The group and their managers had no doubt how to sell it — play it, sing it, get it heard. Which is exactly what they did, at a performing showcase for deejays in Los Angeles. The deejays loved what they heard, and asked for a record to promote, and the managers duly provided them with "Papa-Oom-Mow-Mow." It spread across the Los Angeles airwaves, and out from there to California, and suddenly there was no decision to be made about marketing the song — it sold itself, and all Liberty had to do was ship them, the song did the rest. One of the reasons for its appeal was that yes, it was a nonsense song, but the members sang it with such spirit and élan, that it wasn't a "guilty pleasure" or an embarrassing novelty record — it was silly, but it was also viscerally exciting like the very best R&B dance records, and sung that way. Like an amazing number of other "novelty" singles — "Rudolph the Red Nosed Reindeer", "Short Shorts," and "Papa-Oom-Mow-Mow's distant successor, "Na Na Hey Hey (Kiss Him Goodbye)," it was cut initially as a joke, an after-thought, at the end of a session, and worked its way into the vernacular infectiously.
An album followed, entitled Doin' the Bird, in late 1962, that the group wasn't too happy about, and a follow-up single, "Mama-Oom-Mow-Mow," but not before "Kickapoo Joy Juice" interrupted their momentum.
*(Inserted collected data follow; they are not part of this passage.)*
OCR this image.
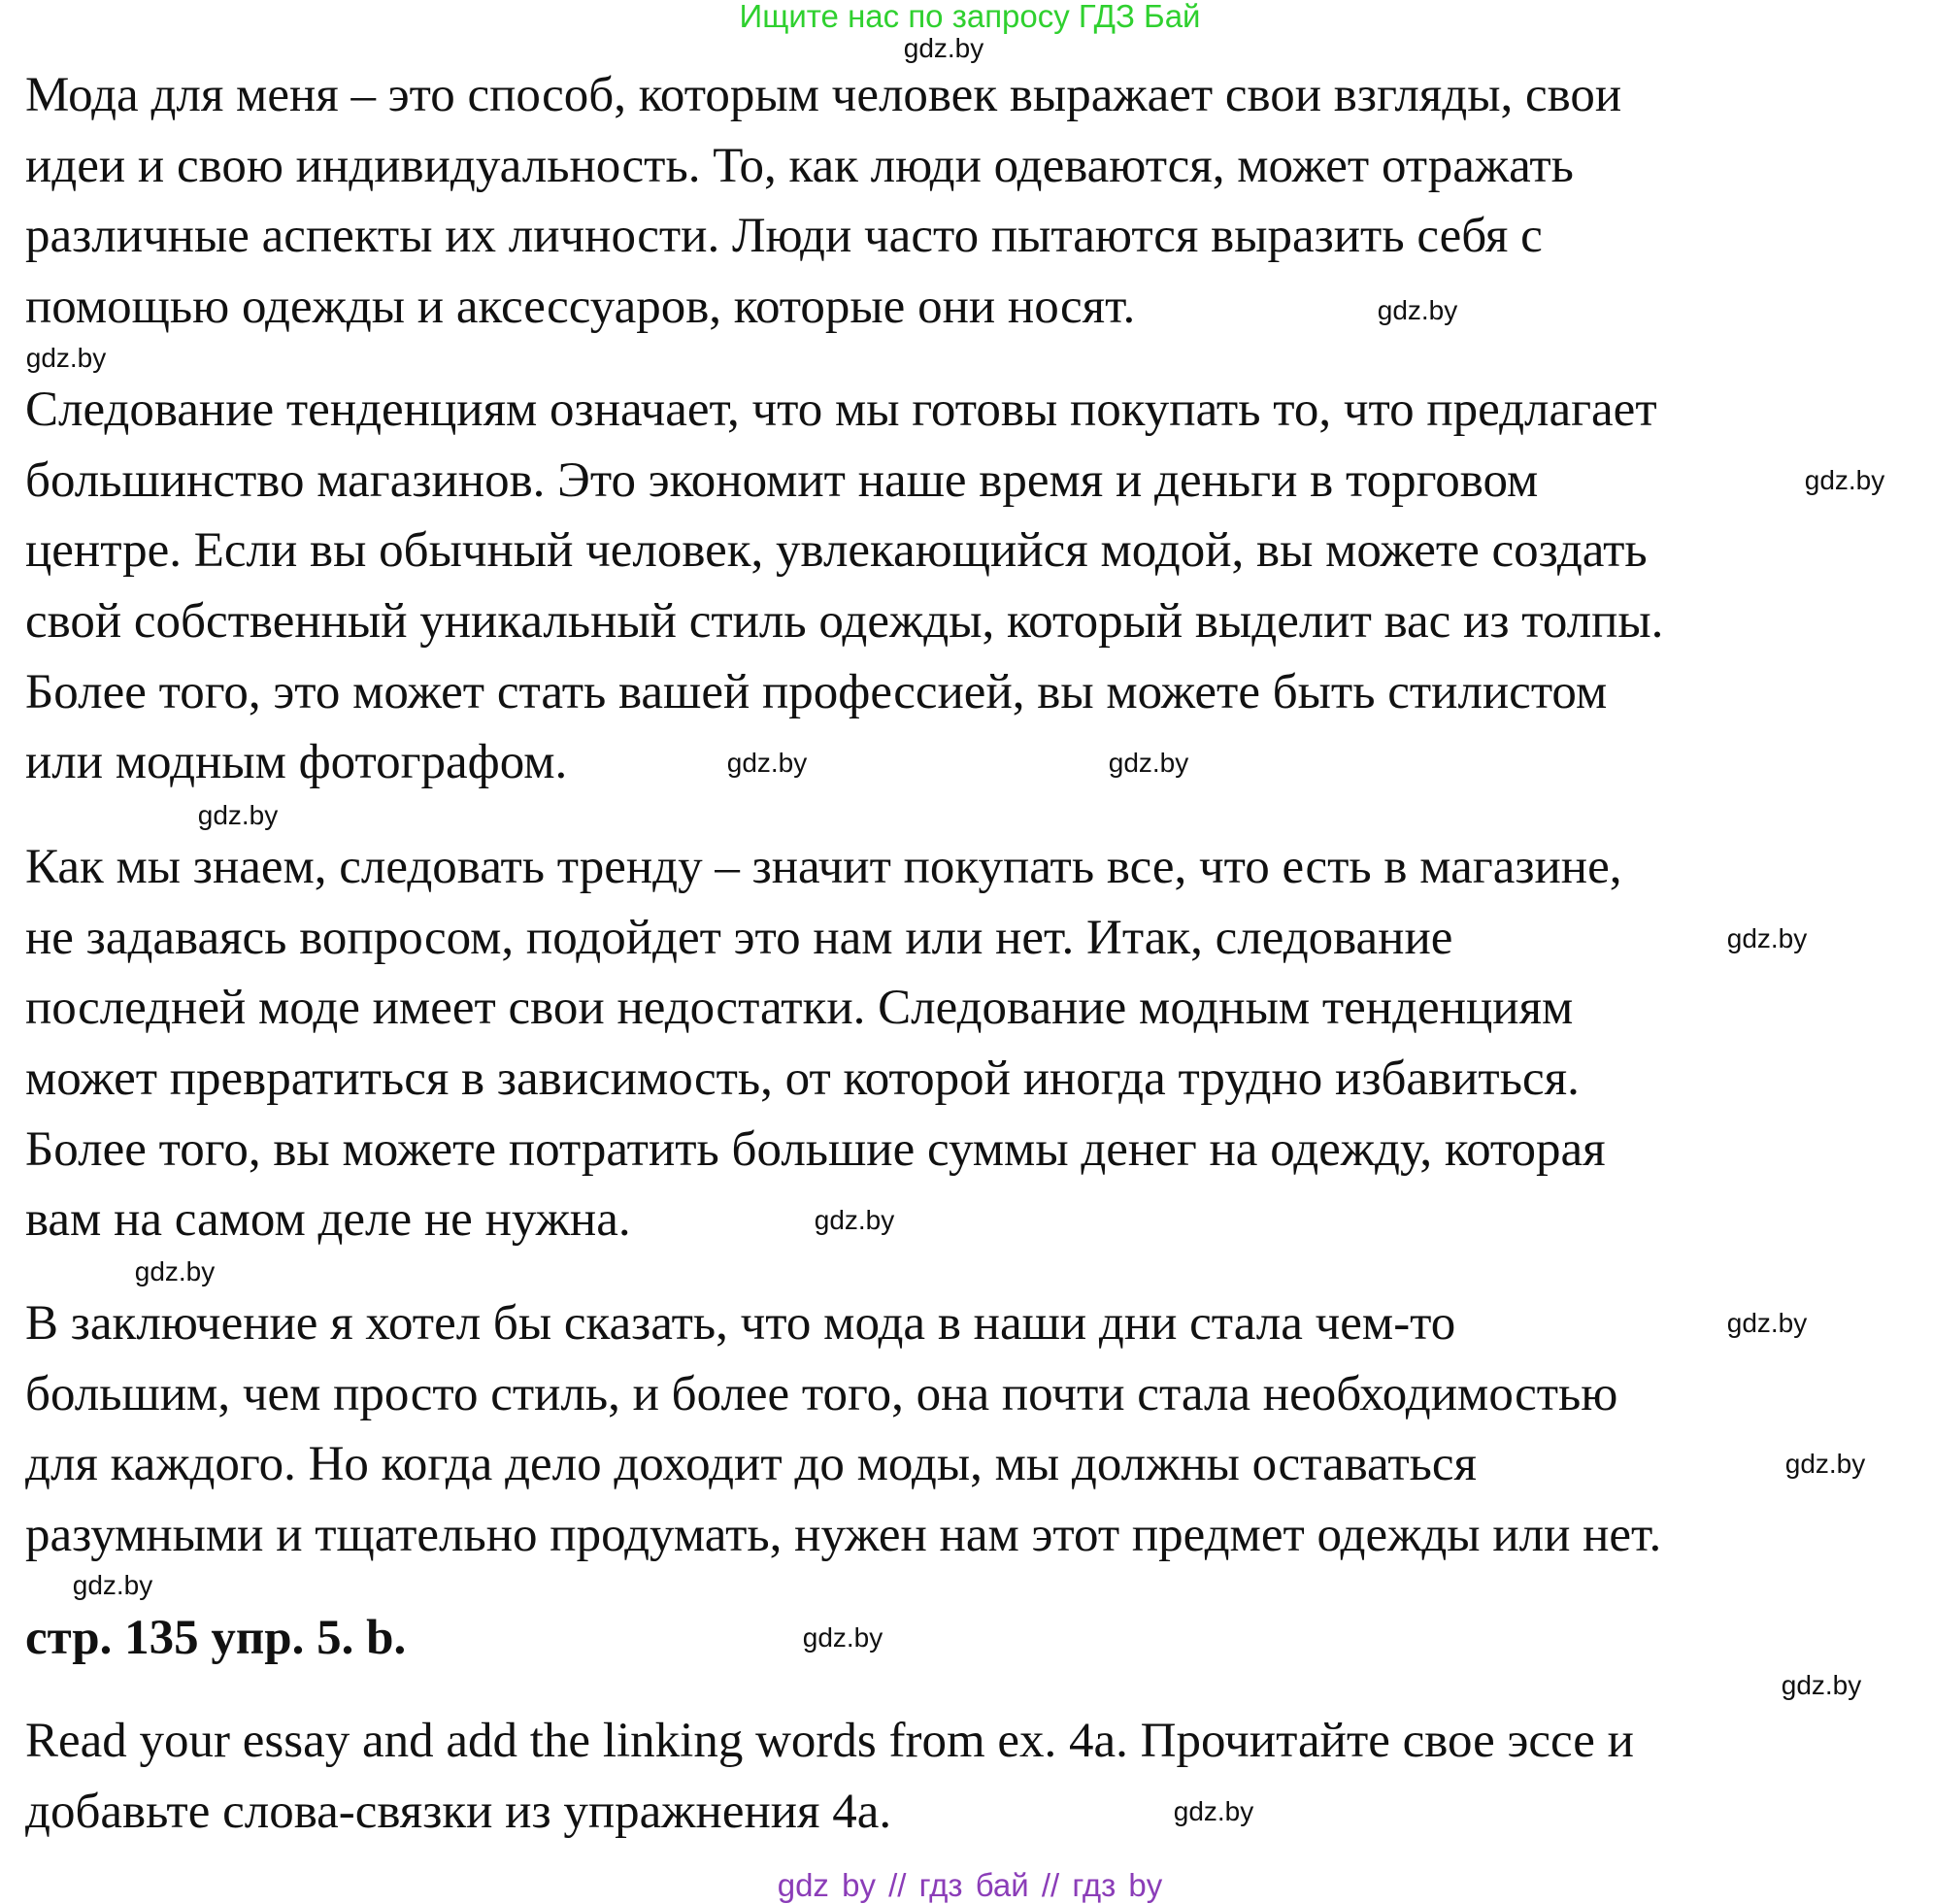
Ищите нас по запросу ГДЗ Бай
Мода для меня – это способ, которым человек выражает свои взгляды, свои
идеи и свою индивидуальность. То, как люди одеваются, может отражать
различные аспекты их личности. Люди часто пытаются выразить себя с
помощью одежды и аксессуаров, которые они носят.
Следование тенденциям означает, что мы готовы покупать то, что предлагает
большинство магазинов. Это экономит наше время и деньги в торговом
центре. Если вы обычный человек, увлекающийся модой, вы можете создать
свой собственный уникальный стиль одежды, который выделит вас из толпы.
Более того, это может стать вашей профессией, вы можете быть стилистом
или модным фотографом.
Как мы знаем, следовать тренду – значит покупать все, что есть в магазине,
не задаваясь вопросом, подойдет это нам или нет. Итак, следование
последней моде имеет свои недостатки. Следование модным тенденциям
может превратиться в зависимость, от которой иногда трудно избавиться.
Более того, вы можете потратить большие суммы денег на одежду, которая
вам на самом деле не нужна.
В заключение я хотел бы сказать, что мода в наши дни стала чем-то
большим, чем просто стиль, и более того, она почти стала необходимостью
для каждого. Но когда дело доходит до моды, мы должны оставаться
разумными и тщательно продумать, нужен нам этот предмет одежды или нет.
стр. 135 упр. 5. b.
Read your essay and add the linking words from ex. 4a. Прочитайте свое эссе и
добавьте слова-связки из упражнения 4а.
gdz.by
gdz.by
gdz.by
gdz.by
gdz.by
gdz.by
gdz.by
gdz.by
gdz.by
gdz.by
gdz.by
gdz.by
gdz.by
gdz.by
gdz.by
gdz.by
gdz by // гдз бай // гдз by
They followed with up with "The Bird's the Word," which capitalized on the first two records on that theme, and then "The Shaky Bird." They rode the crest of a wave for a year, into the second half of 1963. By that time, a Minneapolis-based surf band called the Trashmen co-opted the boom started by the Rivingtons, combining their first and third Liberty singles into a composite work entitled "Surfin' Bird," pushing the beat into warp nine and rocketing them to the Top Ten and linking the Rivingtons forever to the tail-end of the surf music craze and also, to an extent, displacing the originals — by the time the Ramones began playing it a decade or so later, it was already a standard piece of punk band repertory. The Rivingtons kept making good records but never found a replacement for the "bird" craze around which to wrap their work. "Cherry" was a straight R&B ballad, and "Weejee Walk," which closed out their Liberty career, was an attempt at another dance piece. The group bounced around some more, between Reprise Records and Adam Ross's own label, and Columbia Records, before forming their own label, Quan, in 1967. They were Carlos & the Rivingtons at one point, and in 1973, amid the oldies craze, they did an updated version of "Papa-Oom-Mow-Mow." Carl White, who passed away at the end of the decade, was succeeded by Andrew Butler, and as of the early 1990s, a version of the Rivingtons was still performing. In 1991, EMI Records, which had acquired the Liberty library, issued Liberty Years, a 23-song compilation of the group's Liberty sides. It's glorious, a magnificent collection of stunning vocals, and as priceless and essential a body of music as the best work of Bo Diddley, Johnny Otis, or any other foundation rockers you care to name.